Chip-In, a coalition of 40 Hollywood church, service and social agencies, had posted the $3,500 fee and complied with all other application requirements to participate in the Dec. 1 parade, said Rabbi Gilbert Kollin of Temple Beth-El, president of Chip-In.
The application was rejected this month by the Hollywood Parade Committee, which organizes the 3.2-mile procession for its sponsor, the Hollywood Chamber of Commerce.
'Vague, Arbitrary Reasons'
"We were surprised and disappointed with the rejection," Kollin said. "And despite our best efforts to find out why we were rejected, the Chamber of Commerce has not been responsive. We have been given only vague and arbitrary reasons for the rejection.
"I can only conclude that someone in the Hollywood Chamber of Commerce did not want us there because of our efforts to feed and shelter the homeless. Some members of the business community would like us to disappear from the community."
Bill Welsh, president of the Chamber of Commerce, acknowledged that some Hollywood business people were unhappy with a meals program organized by Chip-In at the Hollywood Salvation Army offices at 5941 Hollywood Blvd.
But that dissatisfaction, Welsh said, had nothing to do with the rejection of the float.
Welsh said that the float was rejected because Chip-In did not have a national sponsoring agency, such as the Red Cross, or a specific design plan.
"Chip-In simply did not meet the parade's qualifications," Welsh said. "It has happened before, and it will happen again. You will remember that we caused a brouhaha when we rejected participation in the parade by the Hollywood High School band."
The band, which historically led off the parade, was banned two years ago because its membership fell to 40 musicians. The Chamber of Commerce said it would allow the band to re-enter the parade when membership reached 100, a number that has eluded the band since.
But Kollin said the criteria cited by Welsh were not publicized in any parade material given to applicants and that another parade participant--the Crystal Cathedral, an Orange County-based church headed by the Rev. Robert Schuller--does not have a national sponsor.
"That is a local church, with scant, if any, connection to Hollywood," Kollin said. "Our organization is a bona fide Hollywood group--and we cannot get into the parade."
Larry Harman, director of the parade for the past six years, maintained that the Crystal Cathedral is a national organization because Schuller has a nationally televised program.
Harman said that Chip-In was in competition with several applicants for the last float slot in the parade.
"Because the parade is geared to a two-hour television time limit," Harman said, "we had only room for one more float." He said that the parade committee selected a float depicting the "Miss Hollywood Pageant," sponsored by Procter & Gamble Co.

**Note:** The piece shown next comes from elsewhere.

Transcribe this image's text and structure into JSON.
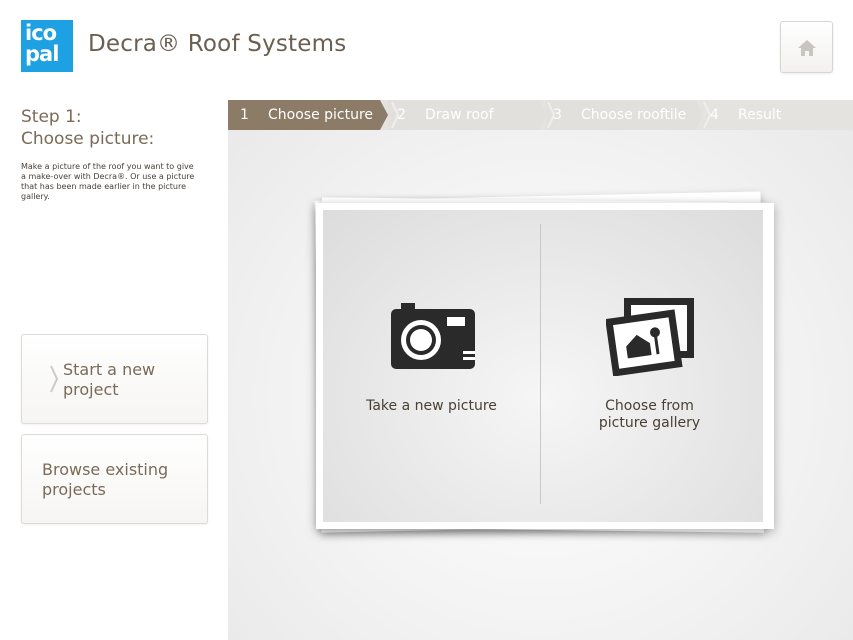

The executive committees of Chip-In and the Hollywood Chamber of Commerce have agreed to meet later to discuss areas of "mutual concern," Welsh said.
Kollin said he hopes that his organization will receive the "real reasons" for the rejection and determine the exact nature of Chamber of Commerce complaints against Chip-In's efforts to feed and shelter the community's homeless.
Since March, Kollin said, the organization has been associated with the Salvation Army in feeding 1,500 people a week. Chip-In also is trying to find a site to house the community's homeless.
Welsh said the main complaint he has heard concerns "the long lines in front of the Salvation Army" when meals are being served Monday through Friday, starting at 6 p.m.
"Some business people do not think tourists coming to Hollywood get an appropriate introduction to the community by seeing those lines right after they get off the freeway," Welsh said. "The Salvation Army has a large parking lot away from the street where the lines could be formed."
Moses Reyes, who is in charge of the feeding program for the Salvation Army, said that his organization is preparing a way to move the line off of Hollywood Boulevard.
But he also expressed irritation that the lines of people had become an issue.
"I have encountered people who deny that there is any problem of hungry and homeless people in Hollywood," Reyes said. "It really is very sad, because there is definitely a problem in Hollywood."